When the story finally wound its way toward its focus, a secret society that appears at first glance to be devoted to books, I almost dropped Penumbra in the bathwater (the bath being where I do all my best reading). Suddenly I was not just interested, but entranced. It was no longer enough just to live the characters' lives along with them for as long as I could stand the hot water. I was now so engaged in the story that I was momentarily convinced that I, too, must found a secret society dedicated to the glory of the book! I found myself inspired to become part of the story in a way I have not been inspired since I was a kid. Of course turning the page brought disappointment. It turns out the society wasn't so much dedicated to books as to gaining immortality, with books simply the tool. Why would anyone want to be immortal? Blech.
But for that two-page moment, I was thrilled, plotting my own society. For a moment, my life seemed different. That's a feeling I remember from so long ago.

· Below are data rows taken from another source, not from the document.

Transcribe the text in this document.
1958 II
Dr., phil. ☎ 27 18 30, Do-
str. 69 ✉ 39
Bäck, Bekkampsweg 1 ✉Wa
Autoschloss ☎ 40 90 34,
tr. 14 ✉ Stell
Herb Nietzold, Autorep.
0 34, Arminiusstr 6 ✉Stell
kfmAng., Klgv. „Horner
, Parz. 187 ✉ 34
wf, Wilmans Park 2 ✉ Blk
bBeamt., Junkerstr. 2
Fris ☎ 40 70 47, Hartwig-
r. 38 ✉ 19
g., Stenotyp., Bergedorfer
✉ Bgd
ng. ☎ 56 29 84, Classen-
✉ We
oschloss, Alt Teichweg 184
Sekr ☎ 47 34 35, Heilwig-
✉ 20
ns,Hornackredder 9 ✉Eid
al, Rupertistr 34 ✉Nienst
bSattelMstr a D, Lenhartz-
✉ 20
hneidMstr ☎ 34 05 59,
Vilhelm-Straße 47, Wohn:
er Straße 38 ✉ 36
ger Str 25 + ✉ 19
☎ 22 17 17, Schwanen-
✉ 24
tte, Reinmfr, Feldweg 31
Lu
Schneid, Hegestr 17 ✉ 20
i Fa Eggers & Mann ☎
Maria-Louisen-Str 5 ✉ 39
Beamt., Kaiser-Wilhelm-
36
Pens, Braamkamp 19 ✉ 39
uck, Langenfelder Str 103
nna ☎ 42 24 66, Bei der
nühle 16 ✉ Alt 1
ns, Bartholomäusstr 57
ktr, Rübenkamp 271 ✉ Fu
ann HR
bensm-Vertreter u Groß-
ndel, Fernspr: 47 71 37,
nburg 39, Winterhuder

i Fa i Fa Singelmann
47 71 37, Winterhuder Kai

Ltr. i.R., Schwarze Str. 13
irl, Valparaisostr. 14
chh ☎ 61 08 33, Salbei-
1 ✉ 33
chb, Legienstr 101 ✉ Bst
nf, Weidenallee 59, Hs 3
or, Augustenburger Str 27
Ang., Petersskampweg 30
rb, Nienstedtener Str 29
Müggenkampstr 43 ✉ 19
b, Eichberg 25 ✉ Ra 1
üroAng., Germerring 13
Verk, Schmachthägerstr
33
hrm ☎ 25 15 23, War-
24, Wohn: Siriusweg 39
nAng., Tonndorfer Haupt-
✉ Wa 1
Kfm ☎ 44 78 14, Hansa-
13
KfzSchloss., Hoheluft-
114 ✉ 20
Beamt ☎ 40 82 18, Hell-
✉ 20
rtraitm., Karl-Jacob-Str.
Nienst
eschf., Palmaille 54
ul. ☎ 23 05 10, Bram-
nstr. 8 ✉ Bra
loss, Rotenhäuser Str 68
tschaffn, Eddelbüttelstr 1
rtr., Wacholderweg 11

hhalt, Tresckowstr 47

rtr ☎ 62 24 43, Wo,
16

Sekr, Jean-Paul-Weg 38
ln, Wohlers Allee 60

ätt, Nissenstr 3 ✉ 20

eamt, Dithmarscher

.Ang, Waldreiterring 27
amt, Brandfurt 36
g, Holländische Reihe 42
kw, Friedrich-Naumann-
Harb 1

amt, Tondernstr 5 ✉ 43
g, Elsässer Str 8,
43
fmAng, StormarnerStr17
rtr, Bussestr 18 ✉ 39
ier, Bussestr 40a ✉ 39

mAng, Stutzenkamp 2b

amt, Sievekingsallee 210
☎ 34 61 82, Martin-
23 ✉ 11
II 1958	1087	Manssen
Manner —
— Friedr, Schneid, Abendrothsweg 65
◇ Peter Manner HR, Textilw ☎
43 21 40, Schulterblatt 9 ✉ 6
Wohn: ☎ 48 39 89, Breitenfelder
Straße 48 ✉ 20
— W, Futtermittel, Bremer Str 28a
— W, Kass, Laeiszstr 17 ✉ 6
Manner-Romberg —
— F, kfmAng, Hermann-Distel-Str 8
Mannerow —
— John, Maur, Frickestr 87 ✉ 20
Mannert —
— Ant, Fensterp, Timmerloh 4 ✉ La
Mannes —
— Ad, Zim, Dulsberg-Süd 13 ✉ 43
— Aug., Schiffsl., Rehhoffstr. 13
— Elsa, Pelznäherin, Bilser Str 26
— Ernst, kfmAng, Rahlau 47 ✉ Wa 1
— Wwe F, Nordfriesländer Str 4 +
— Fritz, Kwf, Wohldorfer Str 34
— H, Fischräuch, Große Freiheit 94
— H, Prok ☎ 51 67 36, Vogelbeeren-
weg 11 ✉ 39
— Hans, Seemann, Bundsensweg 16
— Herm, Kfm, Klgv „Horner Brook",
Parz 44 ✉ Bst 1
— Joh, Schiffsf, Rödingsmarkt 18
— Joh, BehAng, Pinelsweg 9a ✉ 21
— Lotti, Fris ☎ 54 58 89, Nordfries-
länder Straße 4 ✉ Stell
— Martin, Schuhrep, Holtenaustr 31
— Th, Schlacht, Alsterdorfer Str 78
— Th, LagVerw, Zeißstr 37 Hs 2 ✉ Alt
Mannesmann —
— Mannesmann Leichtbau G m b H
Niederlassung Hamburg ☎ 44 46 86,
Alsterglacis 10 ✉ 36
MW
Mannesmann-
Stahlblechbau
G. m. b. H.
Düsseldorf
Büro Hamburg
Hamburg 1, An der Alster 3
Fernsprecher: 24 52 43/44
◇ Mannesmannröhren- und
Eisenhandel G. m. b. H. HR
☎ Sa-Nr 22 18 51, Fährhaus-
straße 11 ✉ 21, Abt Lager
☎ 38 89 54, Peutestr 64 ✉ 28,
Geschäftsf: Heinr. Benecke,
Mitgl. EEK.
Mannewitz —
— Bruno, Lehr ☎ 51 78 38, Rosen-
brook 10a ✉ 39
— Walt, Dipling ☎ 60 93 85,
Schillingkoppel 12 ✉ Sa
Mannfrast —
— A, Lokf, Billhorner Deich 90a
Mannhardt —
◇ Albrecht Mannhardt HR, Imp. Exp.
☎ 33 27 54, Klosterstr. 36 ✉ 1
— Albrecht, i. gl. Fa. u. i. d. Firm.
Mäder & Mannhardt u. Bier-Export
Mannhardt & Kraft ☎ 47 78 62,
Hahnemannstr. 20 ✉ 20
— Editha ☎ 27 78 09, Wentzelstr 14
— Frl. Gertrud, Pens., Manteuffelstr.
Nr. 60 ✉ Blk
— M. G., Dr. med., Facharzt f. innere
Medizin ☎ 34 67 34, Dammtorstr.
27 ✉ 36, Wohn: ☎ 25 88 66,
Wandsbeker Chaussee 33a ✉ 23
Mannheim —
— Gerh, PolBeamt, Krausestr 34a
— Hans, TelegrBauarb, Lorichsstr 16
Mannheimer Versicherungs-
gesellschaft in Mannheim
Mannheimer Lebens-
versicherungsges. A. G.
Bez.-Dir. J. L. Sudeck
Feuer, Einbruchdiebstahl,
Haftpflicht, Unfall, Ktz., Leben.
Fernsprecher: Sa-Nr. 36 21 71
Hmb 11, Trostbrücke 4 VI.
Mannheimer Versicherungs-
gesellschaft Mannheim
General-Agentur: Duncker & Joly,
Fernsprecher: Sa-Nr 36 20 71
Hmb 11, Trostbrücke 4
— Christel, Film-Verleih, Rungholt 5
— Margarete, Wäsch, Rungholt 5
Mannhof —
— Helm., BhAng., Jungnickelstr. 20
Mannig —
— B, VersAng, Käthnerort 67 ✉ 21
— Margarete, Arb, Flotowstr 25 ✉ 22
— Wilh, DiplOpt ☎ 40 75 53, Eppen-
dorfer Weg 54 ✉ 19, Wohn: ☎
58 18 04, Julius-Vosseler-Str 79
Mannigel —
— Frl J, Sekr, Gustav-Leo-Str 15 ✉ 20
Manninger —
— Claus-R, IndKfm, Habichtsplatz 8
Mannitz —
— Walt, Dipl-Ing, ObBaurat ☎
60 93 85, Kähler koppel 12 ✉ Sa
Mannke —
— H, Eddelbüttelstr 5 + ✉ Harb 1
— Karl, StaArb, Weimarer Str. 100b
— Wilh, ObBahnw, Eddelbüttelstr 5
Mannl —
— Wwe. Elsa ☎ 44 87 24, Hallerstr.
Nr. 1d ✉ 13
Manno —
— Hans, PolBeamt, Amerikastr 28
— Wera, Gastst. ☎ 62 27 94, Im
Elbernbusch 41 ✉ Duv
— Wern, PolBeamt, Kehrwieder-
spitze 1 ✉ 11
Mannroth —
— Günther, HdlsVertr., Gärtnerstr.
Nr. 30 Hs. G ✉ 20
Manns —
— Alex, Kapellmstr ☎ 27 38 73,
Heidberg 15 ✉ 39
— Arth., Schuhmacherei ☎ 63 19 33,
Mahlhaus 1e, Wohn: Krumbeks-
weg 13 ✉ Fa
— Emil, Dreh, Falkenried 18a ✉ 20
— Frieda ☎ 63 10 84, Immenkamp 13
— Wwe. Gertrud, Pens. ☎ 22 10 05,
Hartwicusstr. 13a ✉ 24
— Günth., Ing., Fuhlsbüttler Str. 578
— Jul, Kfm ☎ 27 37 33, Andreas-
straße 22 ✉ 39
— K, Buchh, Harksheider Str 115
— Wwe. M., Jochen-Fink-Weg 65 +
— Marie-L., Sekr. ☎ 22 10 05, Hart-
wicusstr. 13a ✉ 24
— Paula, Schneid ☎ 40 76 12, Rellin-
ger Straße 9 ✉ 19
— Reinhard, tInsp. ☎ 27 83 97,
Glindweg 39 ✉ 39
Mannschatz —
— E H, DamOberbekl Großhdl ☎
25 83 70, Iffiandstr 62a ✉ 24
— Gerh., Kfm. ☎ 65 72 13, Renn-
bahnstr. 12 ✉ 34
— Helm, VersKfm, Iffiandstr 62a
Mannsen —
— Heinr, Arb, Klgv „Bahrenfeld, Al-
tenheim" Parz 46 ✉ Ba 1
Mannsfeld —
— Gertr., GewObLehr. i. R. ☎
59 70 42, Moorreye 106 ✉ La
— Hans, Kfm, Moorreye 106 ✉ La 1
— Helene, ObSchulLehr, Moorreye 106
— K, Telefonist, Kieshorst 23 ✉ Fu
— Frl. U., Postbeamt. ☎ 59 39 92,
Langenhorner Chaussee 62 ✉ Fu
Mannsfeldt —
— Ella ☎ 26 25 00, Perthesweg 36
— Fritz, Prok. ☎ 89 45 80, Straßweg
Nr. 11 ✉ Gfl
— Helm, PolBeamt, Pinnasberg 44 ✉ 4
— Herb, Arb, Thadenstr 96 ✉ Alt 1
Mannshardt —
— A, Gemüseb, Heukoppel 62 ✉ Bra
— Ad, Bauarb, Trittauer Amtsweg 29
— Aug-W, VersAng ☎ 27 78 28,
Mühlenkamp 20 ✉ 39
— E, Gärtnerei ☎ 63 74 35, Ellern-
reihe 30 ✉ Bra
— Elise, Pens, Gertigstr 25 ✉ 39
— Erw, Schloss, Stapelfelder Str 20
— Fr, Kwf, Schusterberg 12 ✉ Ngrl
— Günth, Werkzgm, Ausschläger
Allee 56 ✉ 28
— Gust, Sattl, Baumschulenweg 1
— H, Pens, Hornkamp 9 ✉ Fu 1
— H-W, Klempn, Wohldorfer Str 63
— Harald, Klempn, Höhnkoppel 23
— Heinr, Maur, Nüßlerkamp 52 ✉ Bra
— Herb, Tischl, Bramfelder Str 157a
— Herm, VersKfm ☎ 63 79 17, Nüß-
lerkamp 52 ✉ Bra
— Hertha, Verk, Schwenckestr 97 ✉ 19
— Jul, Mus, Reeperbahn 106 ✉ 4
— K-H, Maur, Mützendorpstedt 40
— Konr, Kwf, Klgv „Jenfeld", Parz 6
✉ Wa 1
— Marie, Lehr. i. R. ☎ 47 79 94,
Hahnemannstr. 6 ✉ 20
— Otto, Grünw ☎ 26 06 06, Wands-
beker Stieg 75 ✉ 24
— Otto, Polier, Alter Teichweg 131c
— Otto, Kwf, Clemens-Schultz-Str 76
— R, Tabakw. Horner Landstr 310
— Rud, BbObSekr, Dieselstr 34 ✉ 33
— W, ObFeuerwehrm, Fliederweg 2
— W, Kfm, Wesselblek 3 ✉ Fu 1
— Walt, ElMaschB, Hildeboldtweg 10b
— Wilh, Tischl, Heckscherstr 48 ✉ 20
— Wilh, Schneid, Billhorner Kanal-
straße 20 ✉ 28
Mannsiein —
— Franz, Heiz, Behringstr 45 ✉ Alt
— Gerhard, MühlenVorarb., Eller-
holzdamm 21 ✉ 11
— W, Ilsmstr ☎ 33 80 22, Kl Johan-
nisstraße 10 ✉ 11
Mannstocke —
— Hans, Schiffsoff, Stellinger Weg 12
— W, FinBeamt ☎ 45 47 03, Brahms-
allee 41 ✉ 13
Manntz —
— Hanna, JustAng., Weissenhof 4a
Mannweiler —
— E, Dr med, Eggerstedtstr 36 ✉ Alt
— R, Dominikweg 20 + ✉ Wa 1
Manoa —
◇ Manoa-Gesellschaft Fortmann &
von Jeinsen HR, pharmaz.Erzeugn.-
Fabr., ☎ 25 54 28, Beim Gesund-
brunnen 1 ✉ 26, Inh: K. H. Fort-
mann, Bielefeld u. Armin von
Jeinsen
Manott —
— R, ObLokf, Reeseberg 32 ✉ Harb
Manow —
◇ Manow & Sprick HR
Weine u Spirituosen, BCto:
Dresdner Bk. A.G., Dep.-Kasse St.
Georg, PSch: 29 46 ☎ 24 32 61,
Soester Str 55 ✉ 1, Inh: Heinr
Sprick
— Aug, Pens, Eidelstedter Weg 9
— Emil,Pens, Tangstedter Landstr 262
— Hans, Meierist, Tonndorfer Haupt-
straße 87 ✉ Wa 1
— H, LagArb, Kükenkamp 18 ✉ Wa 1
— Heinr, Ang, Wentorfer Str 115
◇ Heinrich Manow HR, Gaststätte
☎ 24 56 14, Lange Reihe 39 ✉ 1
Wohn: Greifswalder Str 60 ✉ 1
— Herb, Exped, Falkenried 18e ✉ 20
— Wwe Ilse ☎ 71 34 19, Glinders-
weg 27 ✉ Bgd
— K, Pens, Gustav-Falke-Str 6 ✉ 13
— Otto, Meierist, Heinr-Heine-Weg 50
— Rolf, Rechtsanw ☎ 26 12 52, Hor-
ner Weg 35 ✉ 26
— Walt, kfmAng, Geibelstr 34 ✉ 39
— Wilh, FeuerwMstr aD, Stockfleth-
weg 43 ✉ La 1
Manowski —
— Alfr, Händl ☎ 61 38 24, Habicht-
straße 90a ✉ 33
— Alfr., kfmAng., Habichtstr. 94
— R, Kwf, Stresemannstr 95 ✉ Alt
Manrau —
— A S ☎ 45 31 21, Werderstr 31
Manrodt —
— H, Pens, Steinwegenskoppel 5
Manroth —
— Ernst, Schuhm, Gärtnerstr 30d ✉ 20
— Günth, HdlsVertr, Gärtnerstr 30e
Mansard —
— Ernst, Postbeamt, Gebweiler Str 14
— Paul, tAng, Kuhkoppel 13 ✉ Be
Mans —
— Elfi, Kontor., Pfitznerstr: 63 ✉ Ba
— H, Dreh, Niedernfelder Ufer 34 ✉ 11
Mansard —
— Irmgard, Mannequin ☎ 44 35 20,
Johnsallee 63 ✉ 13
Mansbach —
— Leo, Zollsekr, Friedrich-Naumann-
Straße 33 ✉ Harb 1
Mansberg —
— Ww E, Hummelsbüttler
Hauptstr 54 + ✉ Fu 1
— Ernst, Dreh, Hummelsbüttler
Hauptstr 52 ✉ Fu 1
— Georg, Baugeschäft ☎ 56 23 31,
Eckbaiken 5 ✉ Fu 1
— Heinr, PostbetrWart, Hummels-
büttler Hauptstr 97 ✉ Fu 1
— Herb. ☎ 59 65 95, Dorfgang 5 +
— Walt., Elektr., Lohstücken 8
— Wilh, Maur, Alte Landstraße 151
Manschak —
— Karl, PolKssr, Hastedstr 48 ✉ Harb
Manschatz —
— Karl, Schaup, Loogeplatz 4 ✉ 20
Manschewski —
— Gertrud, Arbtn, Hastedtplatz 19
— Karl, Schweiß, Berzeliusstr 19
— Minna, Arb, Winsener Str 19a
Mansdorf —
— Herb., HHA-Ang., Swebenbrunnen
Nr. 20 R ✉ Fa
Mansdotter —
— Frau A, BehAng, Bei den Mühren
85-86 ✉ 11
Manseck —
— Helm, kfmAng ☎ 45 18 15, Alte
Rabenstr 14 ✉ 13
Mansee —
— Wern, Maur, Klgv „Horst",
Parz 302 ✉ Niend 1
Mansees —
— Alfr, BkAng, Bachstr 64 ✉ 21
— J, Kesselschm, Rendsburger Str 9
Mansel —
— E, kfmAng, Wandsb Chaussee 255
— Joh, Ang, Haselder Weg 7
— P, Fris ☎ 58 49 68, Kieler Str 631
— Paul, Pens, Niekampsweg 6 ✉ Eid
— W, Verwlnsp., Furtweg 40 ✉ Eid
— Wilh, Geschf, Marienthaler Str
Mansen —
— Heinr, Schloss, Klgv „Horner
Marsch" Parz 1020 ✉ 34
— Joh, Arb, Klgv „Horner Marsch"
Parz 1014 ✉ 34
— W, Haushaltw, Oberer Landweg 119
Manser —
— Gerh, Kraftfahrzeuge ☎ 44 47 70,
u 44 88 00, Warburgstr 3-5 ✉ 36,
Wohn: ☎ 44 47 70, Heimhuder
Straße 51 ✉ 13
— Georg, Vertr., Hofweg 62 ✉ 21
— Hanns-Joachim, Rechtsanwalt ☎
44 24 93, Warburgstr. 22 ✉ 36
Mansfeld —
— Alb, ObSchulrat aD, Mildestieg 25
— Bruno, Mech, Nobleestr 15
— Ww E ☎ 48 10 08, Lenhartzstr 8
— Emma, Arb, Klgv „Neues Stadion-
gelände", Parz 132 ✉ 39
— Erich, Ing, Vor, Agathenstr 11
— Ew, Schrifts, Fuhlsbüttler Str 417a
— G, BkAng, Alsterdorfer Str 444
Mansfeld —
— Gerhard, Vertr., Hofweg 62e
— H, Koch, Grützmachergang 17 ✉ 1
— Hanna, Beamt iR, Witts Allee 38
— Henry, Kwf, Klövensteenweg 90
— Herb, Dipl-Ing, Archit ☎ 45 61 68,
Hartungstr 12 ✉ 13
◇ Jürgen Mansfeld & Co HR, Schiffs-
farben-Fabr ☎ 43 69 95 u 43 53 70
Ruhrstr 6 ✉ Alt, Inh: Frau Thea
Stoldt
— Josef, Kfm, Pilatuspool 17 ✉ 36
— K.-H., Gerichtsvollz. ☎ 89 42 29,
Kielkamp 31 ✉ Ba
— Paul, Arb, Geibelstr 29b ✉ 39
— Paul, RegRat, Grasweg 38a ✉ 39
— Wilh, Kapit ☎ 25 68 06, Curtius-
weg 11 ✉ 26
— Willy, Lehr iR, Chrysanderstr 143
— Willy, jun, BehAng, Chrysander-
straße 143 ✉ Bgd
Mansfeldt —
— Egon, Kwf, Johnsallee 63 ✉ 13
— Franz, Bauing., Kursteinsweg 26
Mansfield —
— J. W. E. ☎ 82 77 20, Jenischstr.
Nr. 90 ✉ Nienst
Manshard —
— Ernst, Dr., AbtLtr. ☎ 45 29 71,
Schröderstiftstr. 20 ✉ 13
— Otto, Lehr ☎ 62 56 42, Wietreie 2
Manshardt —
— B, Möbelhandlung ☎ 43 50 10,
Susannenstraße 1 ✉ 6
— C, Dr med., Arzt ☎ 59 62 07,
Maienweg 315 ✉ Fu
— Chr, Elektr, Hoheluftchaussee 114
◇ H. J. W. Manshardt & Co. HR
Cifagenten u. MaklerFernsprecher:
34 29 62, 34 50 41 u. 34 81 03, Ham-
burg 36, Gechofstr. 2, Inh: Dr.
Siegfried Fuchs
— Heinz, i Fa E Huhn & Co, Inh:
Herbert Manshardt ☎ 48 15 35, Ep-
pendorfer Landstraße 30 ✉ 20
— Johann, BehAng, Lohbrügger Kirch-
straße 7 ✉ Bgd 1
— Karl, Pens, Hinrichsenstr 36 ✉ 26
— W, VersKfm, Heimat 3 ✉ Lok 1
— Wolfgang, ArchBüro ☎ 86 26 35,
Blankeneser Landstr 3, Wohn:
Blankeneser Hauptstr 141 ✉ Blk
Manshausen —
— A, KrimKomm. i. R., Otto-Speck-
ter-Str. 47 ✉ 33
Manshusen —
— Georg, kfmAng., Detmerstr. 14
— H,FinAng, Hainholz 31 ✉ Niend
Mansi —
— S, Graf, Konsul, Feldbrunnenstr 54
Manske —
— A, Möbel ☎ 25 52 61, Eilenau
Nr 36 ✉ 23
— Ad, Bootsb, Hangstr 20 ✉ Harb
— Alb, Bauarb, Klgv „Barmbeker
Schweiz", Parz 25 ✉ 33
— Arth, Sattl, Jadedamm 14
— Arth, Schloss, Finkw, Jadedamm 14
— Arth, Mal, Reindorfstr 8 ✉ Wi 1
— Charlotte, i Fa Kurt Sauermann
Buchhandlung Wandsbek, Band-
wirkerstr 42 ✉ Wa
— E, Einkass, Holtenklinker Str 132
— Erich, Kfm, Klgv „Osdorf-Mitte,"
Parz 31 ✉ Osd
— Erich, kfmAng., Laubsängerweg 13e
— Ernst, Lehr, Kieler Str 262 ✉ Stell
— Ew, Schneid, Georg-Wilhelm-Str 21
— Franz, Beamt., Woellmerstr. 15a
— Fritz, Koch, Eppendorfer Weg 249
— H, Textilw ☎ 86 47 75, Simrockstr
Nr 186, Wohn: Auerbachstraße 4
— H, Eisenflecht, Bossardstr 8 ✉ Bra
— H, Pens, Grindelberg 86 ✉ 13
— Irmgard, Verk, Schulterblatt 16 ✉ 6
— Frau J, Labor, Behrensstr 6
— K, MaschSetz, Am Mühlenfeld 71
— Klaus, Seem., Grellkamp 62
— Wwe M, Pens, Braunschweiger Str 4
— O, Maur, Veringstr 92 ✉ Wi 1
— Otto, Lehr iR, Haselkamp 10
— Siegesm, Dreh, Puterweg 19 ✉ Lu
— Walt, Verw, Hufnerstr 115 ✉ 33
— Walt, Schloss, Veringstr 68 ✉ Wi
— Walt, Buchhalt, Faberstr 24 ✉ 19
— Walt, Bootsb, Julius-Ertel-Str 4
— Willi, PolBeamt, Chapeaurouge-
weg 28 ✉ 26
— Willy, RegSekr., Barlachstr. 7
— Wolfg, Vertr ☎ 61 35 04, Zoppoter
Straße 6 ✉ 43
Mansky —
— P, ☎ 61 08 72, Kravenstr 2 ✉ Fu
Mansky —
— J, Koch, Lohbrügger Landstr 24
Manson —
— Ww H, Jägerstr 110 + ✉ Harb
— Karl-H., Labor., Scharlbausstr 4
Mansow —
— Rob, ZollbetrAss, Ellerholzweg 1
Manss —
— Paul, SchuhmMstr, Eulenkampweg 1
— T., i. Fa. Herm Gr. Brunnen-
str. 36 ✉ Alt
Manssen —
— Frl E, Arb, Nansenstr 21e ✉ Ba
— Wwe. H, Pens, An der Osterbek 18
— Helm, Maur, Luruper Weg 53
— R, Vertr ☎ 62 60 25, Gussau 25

The stories I read as a kid could capture me, and the fact that I couldn't pull the characters and their experiences off the page—or dive in with them—was almost anguish.
So when I read that bit in Penumbra, it struck me almost like a scent-memory, the same way that walking into my house in the winter and smelling the gas space heater in the basement invariably makes me think of my grandparents' house, or how the scent of rubbing alcohol gives me the shivers even though the nearest nurse brandishing a hypodermic is miles away, and I'm not scheduled to pay her a visit for months.
The first book that sprang to mind was From the Mixed-Up Files of Mrs. Basil E. Frankweiler, by E.L. Konigsburg. I have never wanted to live inside any story quite so much as I wanted to live with Claudia and Jamie in the New York Metropolitan Museum of Art. When I heard yesterday that Mrs. Konigsburg had died, I started thinking about that feeling, and wondering when I would experience it again. Penumbra is the first time I can remember feeling it, however briefly, as an adult. But as a child it was almost commonplace.
I wanted to journey toward Digitopolis with Milo, live in a boxcar with the Boxcar Children, get a group of friends to start our own business like the girls in the Babysitters Club, hang out with Turtle Wexler while we solved the mystery of Sam Westing's death, and rescue and raise a runty piglet just like when Fern saved Wilbur, among other adventures.
For me the highest purpose of reading, beyond edification or self-improvement, is to simply become someone else for a little while. Occasionally one runs across folks who sneer that they don't read fiction because it isn't real. What, they ask, is the point? Poet John Ciardi answered that question so much more eloquently than I ever could:
For a great book is necessarily a gift: it offers you a life you have not time to live yourself; and it takes you into a world you have not time to travel in literal time. A civilized human mind is, in essence, one that contains many such minds and many such worlds. If you are in too much of a hurry, or too arrogantly proud of your own limitations, to accept a gift to your humanity some pieces of the minds of Sophocles, of Aristotle, of Chaucer—and right down the scale and down the ages to Yeats, Einstein, E.B. White, and Ogden Nash—then you may be protected by the laws governing manslaughter, and you may be a voting entity, but you are neither a developed human being nor a useful citizen of democracy.That's the point.
What characters would you bring to life if you could? All recommendations welcome!